Alec felt grateful for the advice. “Yes, that’s right; it’s obvious. I have to talk to Rander.
“I’ll make sure the folks here mix up the right nutrients for our friends, then go find Rander, and then we can be on our way,” he decided. After another moment of sitting silently, he stood. “Let me see everyone who is resting here,” he said to Tritos. “I’d like to see them all.”
“Follow me,” Tritos said. “You’ll take me with you to visit the lacertii, won’t you?” he asked as they began to walk.
Alec looked at him and thought. He still felt guilty about the fact that Bethany had left Tritos to return to him. And he also understood that the prospect of remaining as caretaker for dozens of unconscious ingenairii, friends and acquaintances who were wasting away, had to be morbid and unpleasant in the extreme. But Alec felt uneasy about taking along Bethany’s jilted suitor, and riding with him across the landscape for days and days, always harboring that guilt. And he also felt that there was a sense of rightness about leaving Tritos to stay with the incapacitated ingenairii – they should be left under the care of one of their own, an ingenaire like them.
“The ingenairii here, they should have one of us stay to watch over them,” Alec finally answered. “I know it won’t be easy to stay and see them all in this condition, but I’d rather have you than a group of strangers.”

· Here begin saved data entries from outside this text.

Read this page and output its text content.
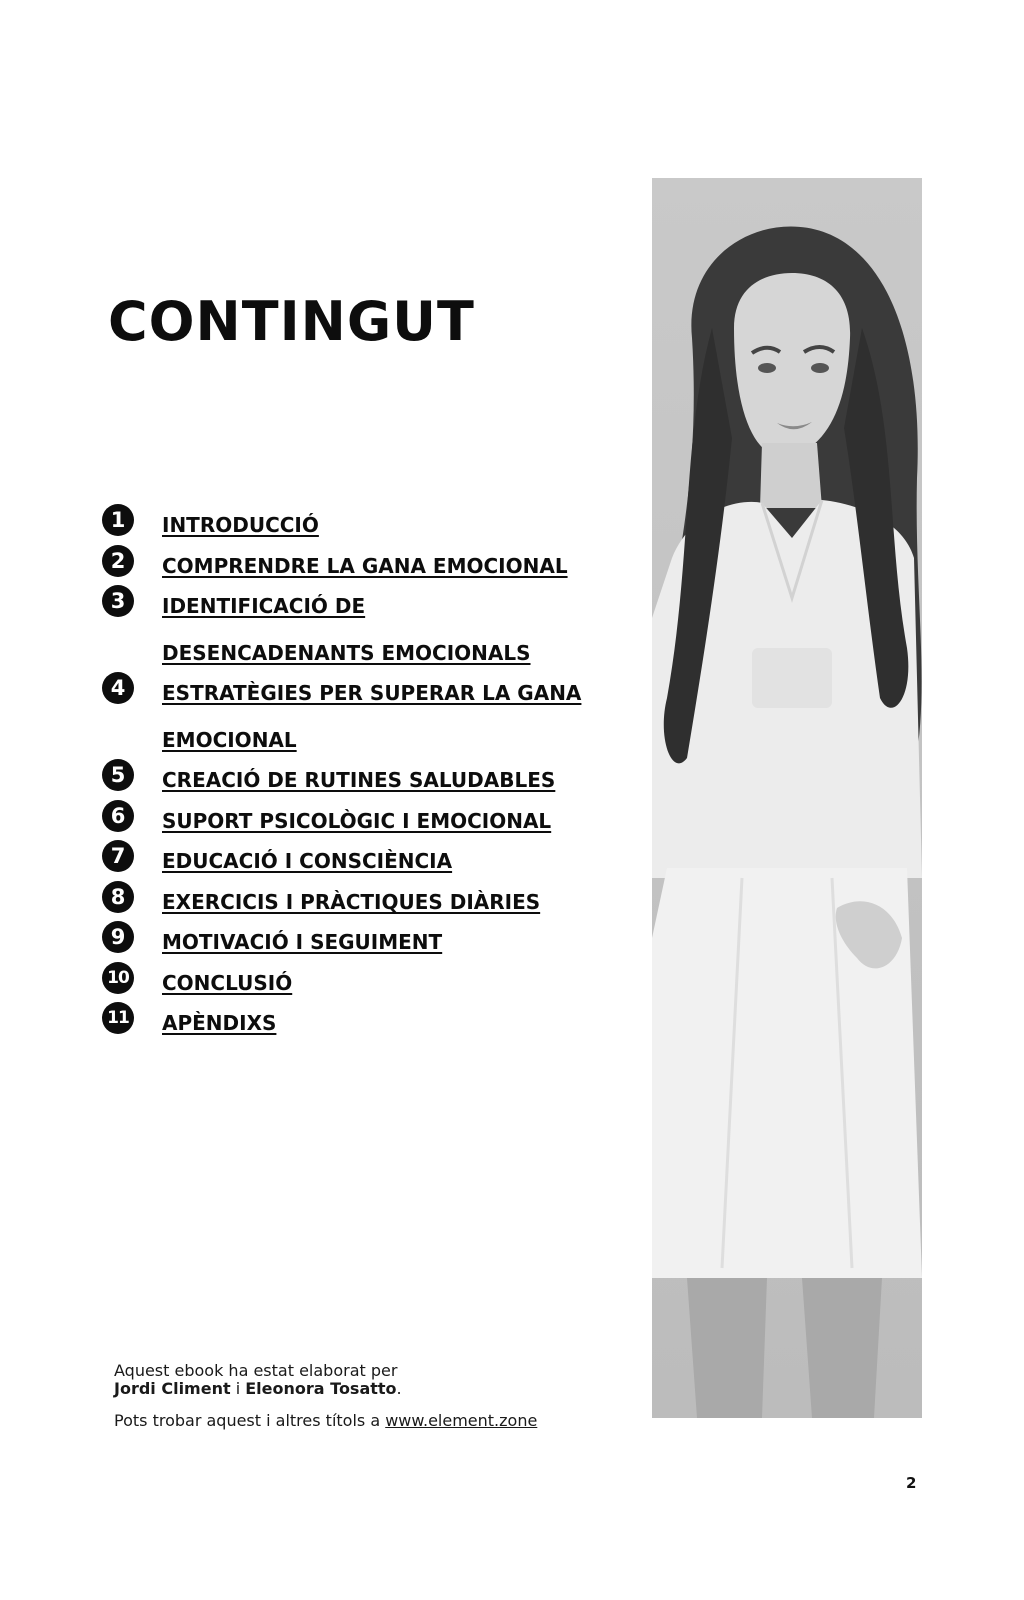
CONTINGUT
1	INTRODUCCIÓ
2	COMPRENDRE LA GANA EMOCIONAL
3	IDENTIFICACIÓ DE DESENCADENANTS EMOCIONALS
4	ESTRATÈGIES PER SUPERAR LA GANA EMOCIONAL
5	CREACIÓ DE RUTINES SALUDABLES
6	SUPORT PSICOLÒGIC I EMOCIONAL
7	EDUCACIÓ I CONSCIÈNCIA
8	EXERCICIS I PRÀCTIQUES DIÀRIES
9	MOTIVACIÓ I SEGUIMENT
10 CONCLUSIÓ
11 APÈNDIXS

Aquest ebook ha estat elaborat per
Jordi Climent i Eleonora Tosatto.

Pots trobar aquest i altres títols a www.element.zone

2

Tritos stared at him with a look of ske
pticism, but said nothing further, as Alec proceeded to walk among all the unconscious ingenairii, looking at each, remembering the names of many. A servant returned with the items Alec had requested when he was halfway through the tour, and he took them all to the kitchen, where he showed Tritos and several of the servants how to prepare the broth that would help to sustain the ingenairii.
He returned to the visitation, feeling increasingly like a mourner at a funeral. Te relieve the gloom he tried telling his Goldenfields friends a humorous story about one of the ingenairii he saw, but the tale fell flat in the serious atmosphere, and he remained silent until they had seen every remaining ingenairii.
“Are you ready to go?” Berlisle asked.
“I didn’t see Rief,” Alec answered.
“What?” Inga asked.
“My friend Rief, the girl who came from the Michian Empire with me. I didn’t see her,” Alec explained. He looked at Tritos.
“She isn’t here,” Tritos agreed. “I haven’t thought about her. She seldom came to the Hill, other than to visit Moriah occasionally. She stayed at the Palace with Bethany and Rander during the time she was here in Oyster Bay.”
“I must get to the army barracks to see Rander, and find out how Rief is, and whether she needs care,” Alec said immediately. “Tritos, if Rief needs help, and Rander is agreeable, I’ll bring her back here.”